The tobacco industry doesn’t do much newspaper advertising these days, so it was noticeable when ads for R.J. Reynolds products began appearing in The N&O recently.
The company has run two ads for its Kool XL cigarettes in the past month in The N&O’s What’s Up section. It’s also been promoting Camel Snus, a smokeless tobacco product, over the last several months.
The Kool ad was not cool with some readers. “Perhaps I was naive, but in view of the News & Observer’s editorial support of smoke-free air laws, I didn’t expect you to be so hypocritical as to seek advertising revenues from the promotion of smoking,” Michael Schwalbe, of Chapel Hill, wrote in an e-mail.
Sherryl Kleinman, also of Chapel Hill, noted that the full-page Kool ad ran adjacent to the “Back-to-School College Survival Guide” in the What’s Up section — which is The N&O’s entertainment section targeted to a younger demographic. “Is it a coincidence that the ad runs in conjunction with a story on college fashion?” she asked. “I doubt it. Given many college-age students’ investment in looking cool, what could be better advertising than running an ad for a harmful product called KOOL?”

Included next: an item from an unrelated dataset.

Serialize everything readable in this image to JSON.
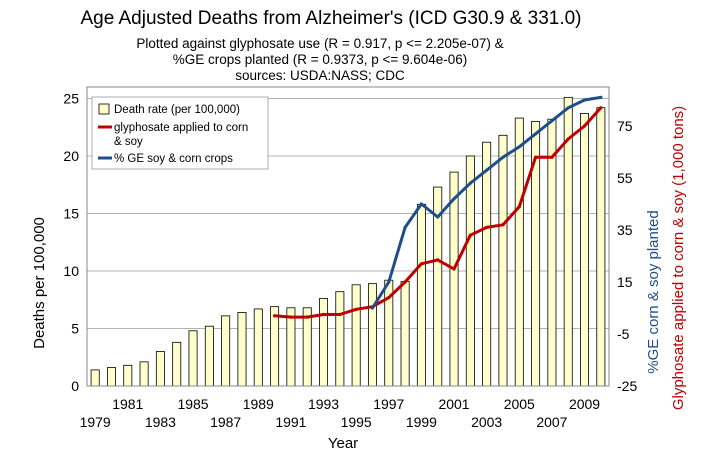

You don’t see much cigarette advertising in the media these days. Broadcast advertising of tobacco products has been banned by the federal government since 1971. The 1999 national tobacco settlement banned billboard advertising. It’s still legal in newspapers, but tobacco companies in recent years have shunned newspapers in favor of more targeted advertising, such as in-store promotions and direct mail.
“I think it was more of a strategic decision that they got more bang for their buck out of point-of-purchase, Internet and e-mail advertising, and slotting fees” for product placement in stores, said Paul Bloom, senior research scholar at Duke University’s Fuqua School of Business, who has studied the industry.
Jim McClure, The N&O’s vice president for display advertising, said the ads were the first for tobacco products that he could recall in perhaps three years.
He said he personally dislikes smoking, but that doesn’t stop The N&O from accepting tobacco advertising. It’s little different, he said, from running ads for other products that some readers might find objectionable, such as for alcohol or guns or, for that matter, bacon, which can also kill you. “Despite all the negatives that go with tobacco and the reaction to all that, it’s still a legal product,” he said.
McClure said withholding or banning ads because of its content would run counter to a newspaper’s commitment to an open and free exchange of ideas and information. As he wrote to one of the complaining readers: “There is a fine line between censoring ads and allowing ads to be published that might offend some readers. Our practice has been to err on the side of publishing advertising if it comes from a business that sells a legal product or service. Such is the case with the Kool cigarette ad.”
The newspaper has ultimate responsibility for what it publishes, in news or advertising, and it does routinely reject or require changes in ads. The test, McClure said, is whether the ad has content “that a significant number of our readers would find objectionable.” Examples: ads that make unreasonable claims for health or financial products, or suggestive content in “adult entertainment” ads. (As it happens, a reader called me Wednesday to complain about a “Topless Beach Party” ad in the sports section.)
No one objected to the Kool ad the first time it ran, nor to the dozen or so Snus ads. What made the Aug. 17 Kool ad so noticeable was its placement next to the college fashion section. McClure said that was happenstance, not intentional. The ad ran where it did, he said, because it was full color and press limitations dictate the pages where color can run.
Adrienne Johnson Martin, The N&O’s pop culture editor, sad she saw the Kool ad before publication and worried about its placement but was unable to move it because of the color issue. She said she and other editors do move ads from time to time that are inappropriate for the adjacent content. The N&O won’t, for instance, run a men’s club ad next to a high school sports story.
The placement might have been coincidental, but the ad’s location in the What’s Up section was not. A spokesman for R.J. Reynolds said the company was targeting “alt-weeklies” in its print advertising, because those readers are more likely to frequent the bar and nightclub scene where smoking is prevalent. David Howard said Kool XL and Camel Snus are new products that the RJR wants to market to that audience.
Howard said the company has reduced print advertising in recent years, in favor of other marketing such as direct mail and person-to-person marketing. But it will use “advertising vehicles that are communicating with the intended audience, adult tobacco consumers.” He said Reynolds has a policy that it will advertise only in media in which 85 percent of the audience is 18 and older. That’s the case with The News & Observer, although What’s Up skews younger.
Some newspapers do not accept tobacco advertising. The Charleston, S.C., News & Courier was one that I checked with last week that does not. The Washington Post does, said Advertising VP Katherine Weymouth, “but I cannot remember the last time we actually got one. Our general policy is that we will take an ad for services or products that are sold legally.”
Should The N&O join the newspapers that don’t accept tobacco ads? I don’t think so. It’s a slippery slope to ban one form of legal advertising while accepting others that may be as objectionable. I agree with McClure that restricting advertisements doesn’t conform with the free flow of information espoused by newspapers.